The installer hardens SSH so your server isn't exposed to the usual automated attacks:

  • Non-default port — SSH is moved off port 22 to a non-standard port (you can choose it at install time with the SSH_PORT variable). This alone removes most brute-force noise.
  • Password authentication disabled — logging in with a password is turned off, so guessed or leaked passwords can't be used over SSH.
  • Key-based authentication — you log in with an SSH key instead. Add, remove and manage keys (including automatic SSH2 → OpenSSH conversion) from the SSH Keys section in the panel.
Don't lock yourself out. Add and test your SSH key from the SSH Keys section before relying on key-only access, and keep your private key safe — with passwords disabled, it's the only way in.

Firewall (CSF)

CSF (ConfigServer Security & Firewall) is installed and configured out of the box. It puts a stateful firewall around the services Reqad runs — web, mail, DNS and SSH on its custom port — and includes login-failure detection that automatically blocks repeat offenders. You get a sensible baseline without writing a single firewall rule.

PHP security

Every account runs in its own isolated PHP-FPM pool, and Reqad applies sensible PHP restrictions by default — all editable from PHP settings in the panel:

  • disable_functions — dangerous PHP functions such as shell_exec, system, exec, passthru, popen and proc_open are disabled, so a compromised script can't run arbitrary system commands.

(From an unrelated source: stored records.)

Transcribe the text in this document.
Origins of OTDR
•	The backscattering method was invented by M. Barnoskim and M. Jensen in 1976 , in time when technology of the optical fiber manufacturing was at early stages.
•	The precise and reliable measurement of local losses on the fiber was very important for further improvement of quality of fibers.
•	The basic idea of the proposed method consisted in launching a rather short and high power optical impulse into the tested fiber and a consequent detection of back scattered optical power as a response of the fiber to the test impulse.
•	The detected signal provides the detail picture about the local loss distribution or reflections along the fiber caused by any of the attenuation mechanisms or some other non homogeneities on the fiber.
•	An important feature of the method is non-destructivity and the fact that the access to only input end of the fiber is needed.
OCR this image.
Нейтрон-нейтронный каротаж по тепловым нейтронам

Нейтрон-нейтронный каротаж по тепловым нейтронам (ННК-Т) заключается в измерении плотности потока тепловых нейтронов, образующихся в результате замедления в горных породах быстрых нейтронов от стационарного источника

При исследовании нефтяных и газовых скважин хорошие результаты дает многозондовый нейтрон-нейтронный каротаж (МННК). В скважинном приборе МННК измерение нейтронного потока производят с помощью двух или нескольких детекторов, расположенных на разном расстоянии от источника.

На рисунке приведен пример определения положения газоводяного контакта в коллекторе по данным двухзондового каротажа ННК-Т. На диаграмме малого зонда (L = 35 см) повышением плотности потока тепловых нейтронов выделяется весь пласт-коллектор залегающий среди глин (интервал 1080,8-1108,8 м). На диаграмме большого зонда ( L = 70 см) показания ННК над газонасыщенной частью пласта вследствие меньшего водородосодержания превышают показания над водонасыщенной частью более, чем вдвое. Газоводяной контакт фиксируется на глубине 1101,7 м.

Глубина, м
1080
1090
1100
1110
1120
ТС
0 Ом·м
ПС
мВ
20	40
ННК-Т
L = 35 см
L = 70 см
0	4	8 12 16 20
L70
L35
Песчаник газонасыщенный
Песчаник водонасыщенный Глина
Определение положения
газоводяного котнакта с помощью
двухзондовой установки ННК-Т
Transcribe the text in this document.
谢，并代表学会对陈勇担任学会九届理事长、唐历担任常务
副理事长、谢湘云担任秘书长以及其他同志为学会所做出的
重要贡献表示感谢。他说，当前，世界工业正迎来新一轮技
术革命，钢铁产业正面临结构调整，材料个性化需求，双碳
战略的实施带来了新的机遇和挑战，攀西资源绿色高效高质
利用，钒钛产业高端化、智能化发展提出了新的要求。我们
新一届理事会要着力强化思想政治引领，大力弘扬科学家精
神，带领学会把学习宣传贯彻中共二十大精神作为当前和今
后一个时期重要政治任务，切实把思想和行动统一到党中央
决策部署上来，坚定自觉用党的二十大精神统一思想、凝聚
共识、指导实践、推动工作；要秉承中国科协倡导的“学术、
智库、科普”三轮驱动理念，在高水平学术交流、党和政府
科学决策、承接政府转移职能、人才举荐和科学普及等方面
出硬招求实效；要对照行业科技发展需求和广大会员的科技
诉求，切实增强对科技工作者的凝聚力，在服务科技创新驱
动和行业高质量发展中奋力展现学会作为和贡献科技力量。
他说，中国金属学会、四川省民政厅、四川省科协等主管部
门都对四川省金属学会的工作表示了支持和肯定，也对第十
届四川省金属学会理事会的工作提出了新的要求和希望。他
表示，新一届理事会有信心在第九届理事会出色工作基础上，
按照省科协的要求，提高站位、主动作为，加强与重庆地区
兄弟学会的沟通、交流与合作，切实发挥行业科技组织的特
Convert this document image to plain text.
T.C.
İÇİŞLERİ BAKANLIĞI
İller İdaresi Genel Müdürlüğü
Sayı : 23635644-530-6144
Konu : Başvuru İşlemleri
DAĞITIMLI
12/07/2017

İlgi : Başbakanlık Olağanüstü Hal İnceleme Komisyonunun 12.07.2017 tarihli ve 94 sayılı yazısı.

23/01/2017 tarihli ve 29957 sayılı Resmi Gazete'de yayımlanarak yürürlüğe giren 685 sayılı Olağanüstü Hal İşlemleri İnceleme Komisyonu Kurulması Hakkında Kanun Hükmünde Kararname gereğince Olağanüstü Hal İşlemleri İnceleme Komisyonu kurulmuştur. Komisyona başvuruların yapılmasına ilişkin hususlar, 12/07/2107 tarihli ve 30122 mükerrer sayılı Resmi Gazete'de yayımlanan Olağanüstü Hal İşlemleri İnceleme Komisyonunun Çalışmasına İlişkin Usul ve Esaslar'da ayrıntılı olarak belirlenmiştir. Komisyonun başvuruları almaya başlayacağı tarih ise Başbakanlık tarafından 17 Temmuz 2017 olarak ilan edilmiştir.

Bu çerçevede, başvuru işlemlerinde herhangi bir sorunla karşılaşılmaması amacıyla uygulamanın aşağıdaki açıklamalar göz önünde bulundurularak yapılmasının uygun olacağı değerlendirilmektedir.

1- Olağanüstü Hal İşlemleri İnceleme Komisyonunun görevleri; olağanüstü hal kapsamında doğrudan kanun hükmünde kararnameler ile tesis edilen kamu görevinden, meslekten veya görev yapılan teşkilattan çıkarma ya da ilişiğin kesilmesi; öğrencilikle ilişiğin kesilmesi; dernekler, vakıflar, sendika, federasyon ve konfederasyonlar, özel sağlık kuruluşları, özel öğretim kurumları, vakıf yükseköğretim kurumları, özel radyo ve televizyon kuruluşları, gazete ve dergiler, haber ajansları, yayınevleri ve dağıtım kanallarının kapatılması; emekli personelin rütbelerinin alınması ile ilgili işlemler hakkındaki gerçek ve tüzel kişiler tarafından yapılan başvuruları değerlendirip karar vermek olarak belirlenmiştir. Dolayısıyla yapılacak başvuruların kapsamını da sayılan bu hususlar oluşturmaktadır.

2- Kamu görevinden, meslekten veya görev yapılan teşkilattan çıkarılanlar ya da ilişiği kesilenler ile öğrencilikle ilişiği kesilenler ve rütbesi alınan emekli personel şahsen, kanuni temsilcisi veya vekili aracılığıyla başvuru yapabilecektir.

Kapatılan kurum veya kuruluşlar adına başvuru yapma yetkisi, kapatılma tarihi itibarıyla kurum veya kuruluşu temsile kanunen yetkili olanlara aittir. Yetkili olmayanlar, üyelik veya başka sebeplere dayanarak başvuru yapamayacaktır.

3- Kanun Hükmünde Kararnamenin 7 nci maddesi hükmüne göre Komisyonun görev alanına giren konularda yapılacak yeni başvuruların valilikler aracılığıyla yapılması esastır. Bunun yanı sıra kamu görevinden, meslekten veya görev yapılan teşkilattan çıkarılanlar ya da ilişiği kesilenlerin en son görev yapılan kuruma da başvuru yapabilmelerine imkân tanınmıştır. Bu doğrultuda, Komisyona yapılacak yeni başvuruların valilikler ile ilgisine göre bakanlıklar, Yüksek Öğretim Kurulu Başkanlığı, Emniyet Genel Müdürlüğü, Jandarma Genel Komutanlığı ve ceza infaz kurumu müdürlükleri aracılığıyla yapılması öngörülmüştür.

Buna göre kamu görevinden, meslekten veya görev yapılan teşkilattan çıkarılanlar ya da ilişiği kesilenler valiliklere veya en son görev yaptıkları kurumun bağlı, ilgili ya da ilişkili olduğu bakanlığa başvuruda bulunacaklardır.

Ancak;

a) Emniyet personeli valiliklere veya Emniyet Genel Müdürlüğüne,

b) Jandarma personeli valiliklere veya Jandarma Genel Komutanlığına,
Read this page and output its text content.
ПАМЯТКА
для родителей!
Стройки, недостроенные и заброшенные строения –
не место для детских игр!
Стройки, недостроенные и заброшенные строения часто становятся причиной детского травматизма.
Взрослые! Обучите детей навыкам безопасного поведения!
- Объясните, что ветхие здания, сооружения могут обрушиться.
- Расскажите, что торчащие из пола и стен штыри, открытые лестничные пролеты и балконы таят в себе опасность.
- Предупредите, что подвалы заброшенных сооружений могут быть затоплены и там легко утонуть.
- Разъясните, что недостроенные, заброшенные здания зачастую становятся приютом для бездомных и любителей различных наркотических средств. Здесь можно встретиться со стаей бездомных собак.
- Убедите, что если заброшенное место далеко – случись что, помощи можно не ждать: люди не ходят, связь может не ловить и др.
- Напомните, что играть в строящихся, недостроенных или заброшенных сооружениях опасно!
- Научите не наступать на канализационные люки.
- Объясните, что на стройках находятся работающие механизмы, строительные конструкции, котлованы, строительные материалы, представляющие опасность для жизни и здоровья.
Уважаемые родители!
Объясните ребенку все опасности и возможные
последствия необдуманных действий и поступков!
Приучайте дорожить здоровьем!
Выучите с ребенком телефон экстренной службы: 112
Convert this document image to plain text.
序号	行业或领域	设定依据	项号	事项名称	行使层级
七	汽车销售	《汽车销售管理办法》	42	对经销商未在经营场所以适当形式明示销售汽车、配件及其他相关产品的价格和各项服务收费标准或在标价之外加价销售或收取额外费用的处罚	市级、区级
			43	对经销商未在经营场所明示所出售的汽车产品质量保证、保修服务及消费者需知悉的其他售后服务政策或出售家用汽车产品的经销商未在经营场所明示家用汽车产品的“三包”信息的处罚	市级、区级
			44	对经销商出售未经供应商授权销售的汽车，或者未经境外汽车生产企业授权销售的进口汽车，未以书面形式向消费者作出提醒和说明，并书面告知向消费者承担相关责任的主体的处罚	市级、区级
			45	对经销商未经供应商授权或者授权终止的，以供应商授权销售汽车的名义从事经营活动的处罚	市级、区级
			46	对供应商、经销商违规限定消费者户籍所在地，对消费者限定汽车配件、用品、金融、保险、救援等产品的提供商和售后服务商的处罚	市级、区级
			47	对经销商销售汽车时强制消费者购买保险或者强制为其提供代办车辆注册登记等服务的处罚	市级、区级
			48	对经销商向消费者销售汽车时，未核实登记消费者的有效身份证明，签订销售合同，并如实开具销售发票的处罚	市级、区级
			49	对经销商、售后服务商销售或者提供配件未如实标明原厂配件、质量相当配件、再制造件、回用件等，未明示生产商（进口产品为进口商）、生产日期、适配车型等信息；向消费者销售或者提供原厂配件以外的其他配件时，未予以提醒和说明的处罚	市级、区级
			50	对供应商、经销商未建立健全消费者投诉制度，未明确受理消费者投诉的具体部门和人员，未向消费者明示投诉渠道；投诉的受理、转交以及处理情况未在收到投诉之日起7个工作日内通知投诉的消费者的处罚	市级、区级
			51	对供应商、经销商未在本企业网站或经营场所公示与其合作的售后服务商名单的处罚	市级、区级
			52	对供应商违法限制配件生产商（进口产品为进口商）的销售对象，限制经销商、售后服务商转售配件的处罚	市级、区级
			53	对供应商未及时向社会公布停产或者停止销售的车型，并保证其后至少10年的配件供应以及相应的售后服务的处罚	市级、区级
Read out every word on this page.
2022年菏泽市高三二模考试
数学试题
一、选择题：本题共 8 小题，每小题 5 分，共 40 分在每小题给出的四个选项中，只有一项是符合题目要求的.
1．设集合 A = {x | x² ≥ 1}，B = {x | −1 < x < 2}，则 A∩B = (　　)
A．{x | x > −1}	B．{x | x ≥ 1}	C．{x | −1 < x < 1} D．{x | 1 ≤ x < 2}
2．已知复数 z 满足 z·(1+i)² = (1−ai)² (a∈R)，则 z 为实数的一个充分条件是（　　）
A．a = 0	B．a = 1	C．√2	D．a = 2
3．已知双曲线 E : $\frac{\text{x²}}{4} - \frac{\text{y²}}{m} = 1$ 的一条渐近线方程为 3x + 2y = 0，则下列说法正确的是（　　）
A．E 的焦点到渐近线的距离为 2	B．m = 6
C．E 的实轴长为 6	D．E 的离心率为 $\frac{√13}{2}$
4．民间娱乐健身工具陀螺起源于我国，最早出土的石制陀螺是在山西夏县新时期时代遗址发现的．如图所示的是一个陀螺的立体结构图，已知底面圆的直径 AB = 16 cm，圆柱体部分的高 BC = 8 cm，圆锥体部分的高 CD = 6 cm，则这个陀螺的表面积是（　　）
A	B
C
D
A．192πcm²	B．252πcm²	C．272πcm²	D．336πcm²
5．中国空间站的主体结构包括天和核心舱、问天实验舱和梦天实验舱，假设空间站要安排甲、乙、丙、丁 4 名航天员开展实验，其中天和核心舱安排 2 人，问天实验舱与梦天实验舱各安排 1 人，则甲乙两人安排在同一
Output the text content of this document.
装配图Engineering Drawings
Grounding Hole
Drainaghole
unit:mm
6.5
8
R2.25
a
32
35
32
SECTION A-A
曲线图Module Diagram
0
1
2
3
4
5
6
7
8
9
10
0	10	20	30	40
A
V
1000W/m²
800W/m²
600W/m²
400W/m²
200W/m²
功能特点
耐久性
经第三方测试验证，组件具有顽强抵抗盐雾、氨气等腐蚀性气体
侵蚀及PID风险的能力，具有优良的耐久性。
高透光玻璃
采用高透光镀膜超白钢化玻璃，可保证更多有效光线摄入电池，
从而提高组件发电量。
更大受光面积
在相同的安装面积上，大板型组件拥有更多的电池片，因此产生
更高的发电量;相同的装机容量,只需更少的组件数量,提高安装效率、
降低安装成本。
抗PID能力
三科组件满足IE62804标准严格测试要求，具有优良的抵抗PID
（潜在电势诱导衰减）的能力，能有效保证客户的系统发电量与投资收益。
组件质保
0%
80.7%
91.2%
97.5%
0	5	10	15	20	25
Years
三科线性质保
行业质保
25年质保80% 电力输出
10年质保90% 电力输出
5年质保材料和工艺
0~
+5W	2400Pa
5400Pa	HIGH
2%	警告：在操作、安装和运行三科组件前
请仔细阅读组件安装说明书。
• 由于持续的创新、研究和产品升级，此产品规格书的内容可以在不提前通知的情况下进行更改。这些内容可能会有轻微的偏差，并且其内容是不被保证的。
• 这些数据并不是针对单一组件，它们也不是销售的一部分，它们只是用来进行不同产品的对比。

Reqad ships a recommended list and a one-click button to apply it.
  • open_basedir — each account's PHP is locked to its own home directory, so one site can't read or write another site's files or wander the filesystem.
  • Isolated pools — each account has its own PHP-FPM pool running as its own Linux user, with private temp and log directories.
  • Less fingerprintingexpose_php is turned off so PHP doesn't advertise its version.

You can tune all of these per PHP version from the panel, alongside OPcache and APCu settings.

Why this matters. Most hosting compromises start with weak SSH access or a single vulnerable script escaping its account. Reqad closes both doors by default — hardened SSH plus a firewall, and PHP boxed into each account.